I've had interests similar to yours in finding 2nd roots and awhile back implemented some well-known algorithm. I'm not revisiting the details tonight, although I did tweak the code for the latest Python for testing purposes.
Here's the older version: http://4dsolutions.net/ocn/python/roots.py
For root(10) it gives me 316227766016837933199889354443 in 30 iterations, I notice without using a decimal point. I'm pretty sure I'm implementing this one: http://xlinux.nist.gov/dads/HTML/squareRoot.html
> This method is in a mid-nineteenth century mathematics text I came across in Google Books. > > Another method that was not taught in my student days is polynomial division. Newton was familiar with the method, and uses it to expand an expression into an infinite series. I used it recently to derive a formula for the difference between two variables, each raised to the nth power, where n is an integer. The answer is something like a^n - b^n = (a - b)[a^(n-1)b + a^(n-2)b^2....+ ab^(n-2) + b^(n-1)].

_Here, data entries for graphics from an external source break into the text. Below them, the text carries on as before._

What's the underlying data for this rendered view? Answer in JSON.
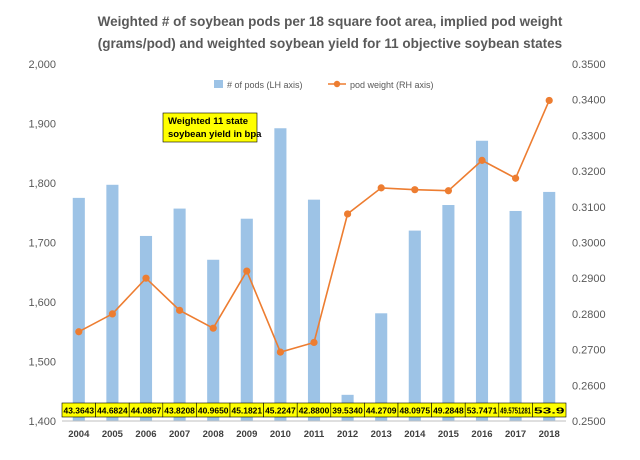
{
  "chart_data": {
    "type": "bar",
    "title_lines": [
      "Weighted # of soybean pods per 18 square foot area, implied pod weight",
      "(grams/pod) and weighted soybean yield for 11 objective soybean states"
    ],
    "categories": [
      "2004",
      "2005",
      "2006",
      "2007",
      "2008",
      "2009",
      "2010",
      "2011",
      "2012",
      "2013",
      "2014",
      "2015",
      "2016",
      "2017",
      "2018"
    ],
    "series": [
      {
        "name": "# of pods (LH axis)",
        "type": "bar",
        "axis": "left",
        "color": "#9dc3e6",
        "values": [
          1775,
          1797,
          1711,
          1757,
          1671,
          1740,
          1892,
          1772,
          1444,
          1581,
          1720,
          1763,
          1871,
          1753,
          1785
        ]
      },
      {
        "name": "pod weight (RH axis)",
        "type": "line",
        "axis": "right",
        "color": "#ed7d31",
        "values": [
          0.275,
          0.28,
          0.29,
          0.281,
          0.276,
          0.292,
          0.2693,
          0.272,
          0.308,
          0.3153,
          0.3148,
          0.3145,
          0.323,
          0.318,
          0.3398
        ]
      }
    ],
    "yield_labels": [
      "43.3643",
      "44.6824",
      "44.0867",
      "43.8208",
      "40.9650",
      "45.1821",
      "45.2247",
      "42.8800",
      "39.5340",
      "44.2709",
      "48.0975",
      "49.2848",
      "53.7471",
      "49.5751281",
      "53.9"
    ],
    "note_lines": [
      "Weighted 11 state",
      "soybean yield in bpa"
    ],
    "y_left": {
      "range": [
        1400,
        2000
      ],
      "ticks": [
        1400,
        1500,
        1600,
        1700,
        1800,
        1900,
        2000
      ],
      "tick_labels": [
        "1,400",
        "1,500",
        "1,600",
        "1,700",
        "1,800",
        "1,900",
        "2,000"
      ]
    },
    "y_right": {
      "range": [
        0.25,
        0.35
      ],
      "ticks": [
        0.25,
        0.26,
        0.27,
        0.28,
        0.29,
        0.3,
        0.31,
        0.32,
        0.33,
        0.34,
        0.35
      ],
      "tick_labels": [
        "0.2500",
        "0.2600",
        "0.2700",
        "0.2800",
        "0.2900",
        "0.3000",
        "0.3100",
        "0.3200",
        "0.3300",
        "0.3400",
        "0.3500"
      ]
    },
    "legend_position": "top",
    "grid": false,
    "colors": {
      "label_box_fill": "#ffff00",
      "axis_line": "#bfbfbf"
    }
  }
}
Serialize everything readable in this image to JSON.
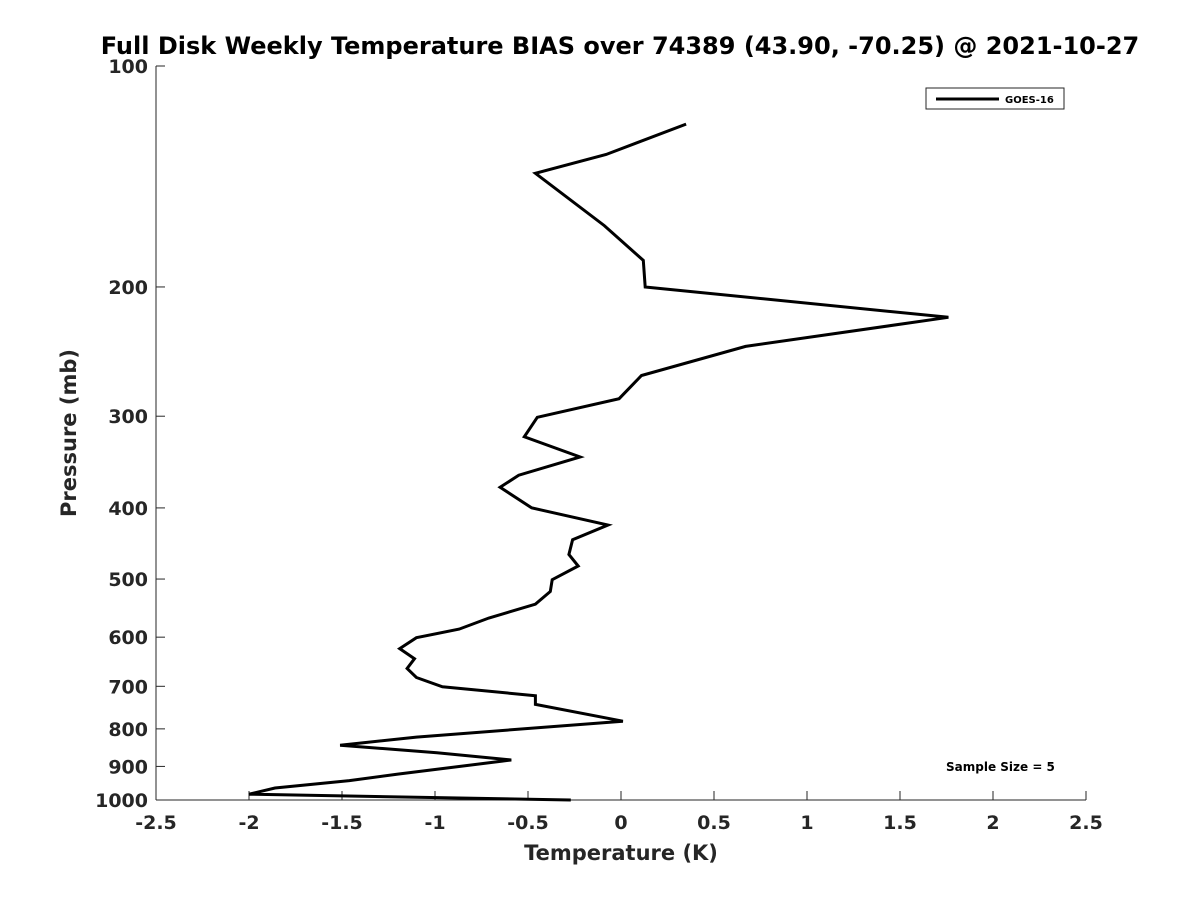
{
  "chart_data": {
    "type": "line",
    "title": "Full Disk Weekly Temperature BIAS over 74389 (43.90, -70.25) @ 2021-10-27",
    "xlabel": "Temperature (K)",
    "ylabel": "Pressure (mb)",
    "xlim": [
      -2.5,
      2.5
    ],
    "ylim": [
      100,
      1000
    ],
    "yscale": "log",
    "y_reversed": true,
    "xticks": [
      "-2.5",
      "-2",
      "-1.5",
      "-1",
      "-0.5",
      "0",
      "0.5",
      "1",
      "1.5",
      "2",
      "2.5"
    ],
    "yticks": [
      "100",
      "200",
      "300",
      "400",
      "500",
      "600",
      "700",
      "800",
      "900",
      "1000"
    ],
    "grid": false,
    "legend": {
      "position": "top-right",
      "entries": [
        "GOES-16"
      ]
    },
    "annotation": "Sample Size = 5",
    "series": [
      {
        "name": "GOES-16",
        "color": "#000000",
        "points": [
          [
            0.35,
            120
          ],
          [
            -0.08,
            132
          ],
          [
            -0.46,
            140
          ],
          [
            -0.09,
            165
          ],
          [
            0.12,
            184
          ],
          [
            0.13,
            200
          ],
          [
            1.76,
            220
          ],
          [
            0.67,
            241
          ],
          [
            0.11,
            264
          ],
          [
            -0.01,
            284
          ],
          [
            -0.45,
            301
          ],
          [
            -0.52,
            320
          ],
          [
            -0.22,
            341
          ],
          [
            -0.55,
            361
          ],
          [
            -0.65,
            375
          ],
          [
            -0.48,
            400
          ],
          [
            -0.07,
            422
          ],
          [
            -0.26,
            442
          ],
          [
            -0.28,
            463
          ],
          [
            -0.23,
            480
          ],
          [
            -0.37,
            501
          ],
          [
            -0.38,
            520
          ],
          [
            -0.46,
            541
          ],
          [
            -0.71,
            565
          ],
          [
            -0.87,
            585
          ],
          [
            -1.1,
            601
          ],
          [
            -1.19,
            622
          ],
          [
            -1.11,
            642
          ],
          [
            -1.15,
            662
          ],
          [
            -1.1,
            681
          ],
          [
            -0.96,
            701
          ],
          [
            -0.46,
            721
          ],
          [
            -0.46,
            741
          ],
          [
            0.01,
            781
          ],
          [
            -1.1,
            821
          ],
          [
            -1.51,
            842
          ],
          [
            -0.99,
            862
          ],
          [
            -0.59,
            882
          ],
          [
            -1.2,
            922
          ],
          [
            -1.46,
            941
          ],
          [
            -1.86,
            963
          ],
          [
            -2.0,
            982
          ],
          [
            -0.27,
            1000
          ]
        ]
      }
    ]
  }
}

I've done some work with continued fractions as well. Example:
http://4dsolutions.net/ocn/python/mathteach.py
When I was little, there were no affordable computers, not even scientific calculators for individuals (those came out around the time I was in high school).
Then came the PC revolution, then the Open Source revolution.
Yet so many are still stuck using those scientific calculators, as if the technology froze in 1970 or whatever. STEM is changing that.